Kegiatan yudisium dihadiri oleh Rektor UIN STS Jambi dalam hal ini diwakili oke Wakil Rektor III, Bapak Dr. Bahrul Ulum, MA., Dekan Fakultas setataran UIN, Dekan dan Wakil dekan Fakultas Ekonomi dan Bisnis Islam, Ketua dan Sekretaris Prodi Selingkungan FEBI, Dosen dan Staff Fakultas Ekonomi dan Bisnis Islam, para undangan dan Mitra-mitra. Adapun mitra-mitra yang turut hadir seperti OJK, BI, BSI, dan Bank Jambi.
Acara berlangsung sangat khidmat yang dibuka dengan pembacaan ayat suci Al-Quran dan menyanyikan lagu Indonesia Raya dan Mars UIN STS Jambi, dilanjutkan dengan laporan ketua panitia, Sambutan Dekan Fakultas Ekonomi dan Bisnis Islam, Walikota Jambi dalam hal ini diwakili oleh Bapak H. Obliyani, S.Sos, ME., Wakil Rektor III UIN STS Jambi.

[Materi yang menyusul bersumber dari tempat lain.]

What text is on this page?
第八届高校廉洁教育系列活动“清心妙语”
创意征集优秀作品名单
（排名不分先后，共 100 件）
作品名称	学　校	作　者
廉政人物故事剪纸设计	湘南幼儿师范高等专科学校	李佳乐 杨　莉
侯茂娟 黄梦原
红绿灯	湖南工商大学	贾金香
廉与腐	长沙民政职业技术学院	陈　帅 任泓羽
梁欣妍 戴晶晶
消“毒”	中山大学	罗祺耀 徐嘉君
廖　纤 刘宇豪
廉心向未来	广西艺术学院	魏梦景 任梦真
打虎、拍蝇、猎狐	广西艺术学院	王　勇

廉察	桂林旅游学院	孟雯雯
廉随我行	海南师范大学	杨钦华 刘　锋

Dekan Fakultas Ekonomi dan Bisnis Islam dalam sambutannya Fakultas menyampaikan ucapan selamat kepada para peserta Yudisium ke-XIV Fakultas Ekonomi dan Bisnis Islam . “ Sebagai lulusan FEBI ditengah era indutri 5.0, selain hardskill yang sudah dimiliki, perlu juga meningkatkan softskill agar mampu bersaing”.

Pada yudisium ke-XIV ini, lulusan terbaik dari program Studi ekonomi syariah yaitu Dina Fidella Putri, SE. sebagai terbaik I, Marchellin Tri Kestin, ME. Sebagai terbaik II, dan Nurhasa Dalimunte, SE. sebagai terbaik III. Ananda Dina Fidella Putri, SE., juga menjadi lulusan terbaik Fakultas Ekonomi dan Bisnis Islam.
Dekan berpesan agar mahasiswa bisa menyesuaikan diri hidup di tengah masyarakat. Dibutuhkan kecerdasan konstruktif dan kemampuan adaptif kolaboratif agar bisa eksis dan menjadi pemenang di era digital saat ini. Maka begitu penting bagi mahasiswa untuk bisa menjadikan tiap waktu untuk belajar dan tiap manusia sebagai sumber pembelajarannya.